The immunogenicity of pneumococcal polysaccharides in infants and children: A meta-regression

The immunogenicity of plain (not conjugated) pneumococcal polysaccharides in children and infants was reviewed using a systematic literature search. Immunogenicity was defined as the fold-increase in serotype specific antibody concentration after a single dose of plain polysaccharide vaccine in unprimed subjects. Meta-regression was used to calculate the influence of study treatments including subject age, sampling time, dosage, immunization route, vaccine composition and study location. Immunogenicity increased with age for all serotypes, and the increase was more rapid in the first 11 months of life. Study location was the next most significant study variable, with higher responses in countries with lower GDP. A flat dose–response curve was observed over a range from 5 to 50 μg polysaccharide. Serotypes 6A, 6B, 14, 19F and 23F were significantly less immunogenic than serotypes 2, 3, 4, 7F, 8, 9N, 9V and 18C in 11 month old children, but continued to increase in immunogenicity with age until reaching similar levels at 6 years. Some proposed T-independent immune mechanisms could explain the differences in serotype immunogenicity.
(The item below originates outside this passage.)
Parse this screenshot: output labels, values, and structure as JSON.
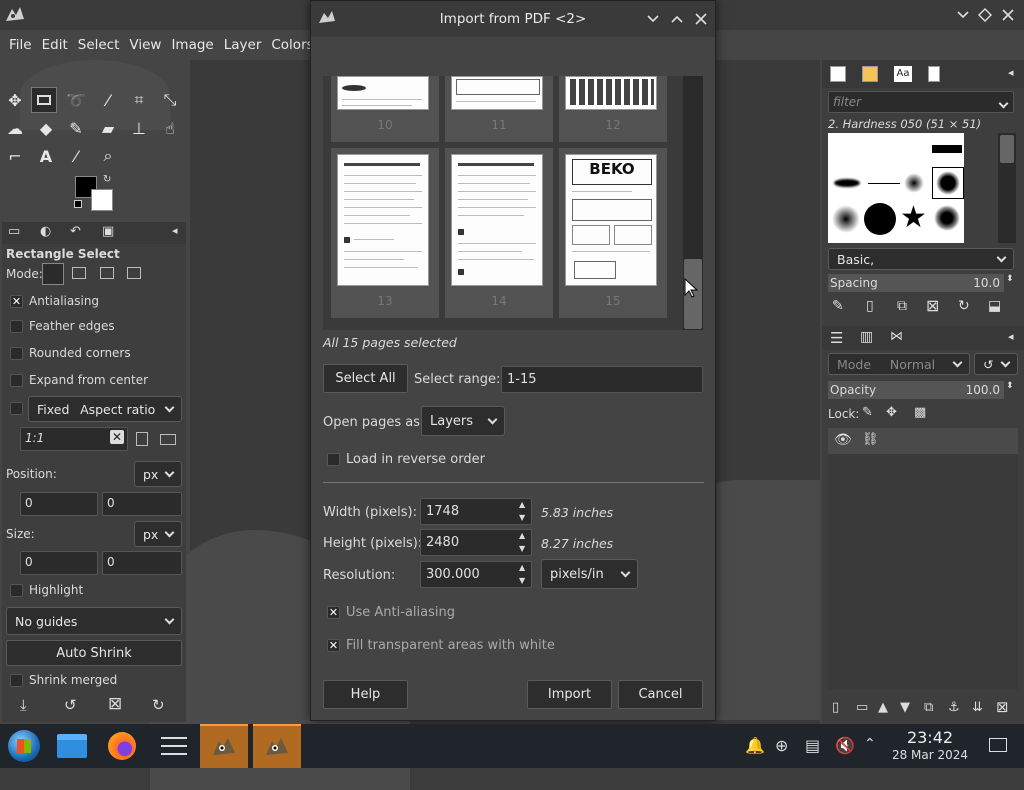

► The immunogenicity of plain (unconjugated) pneumococcal polysaccharides has matured for many serotypes by 11 months of age.
► The immunogenicity of plain (unconjugated) pneumococcal polysaccharides is higher in countries with a lower GDP.
► At 11 months of age serotypes 6A, 6B, 14, 19F and 23F are significantly less immunogenic than serotypes 2, 3, 4, 7F, 8, 9N, 9V and 18C.
► Two immune mechanisms, complement C3 modification and T-independent regulation, give predictions consistent with the differences in serotype immunogenicity.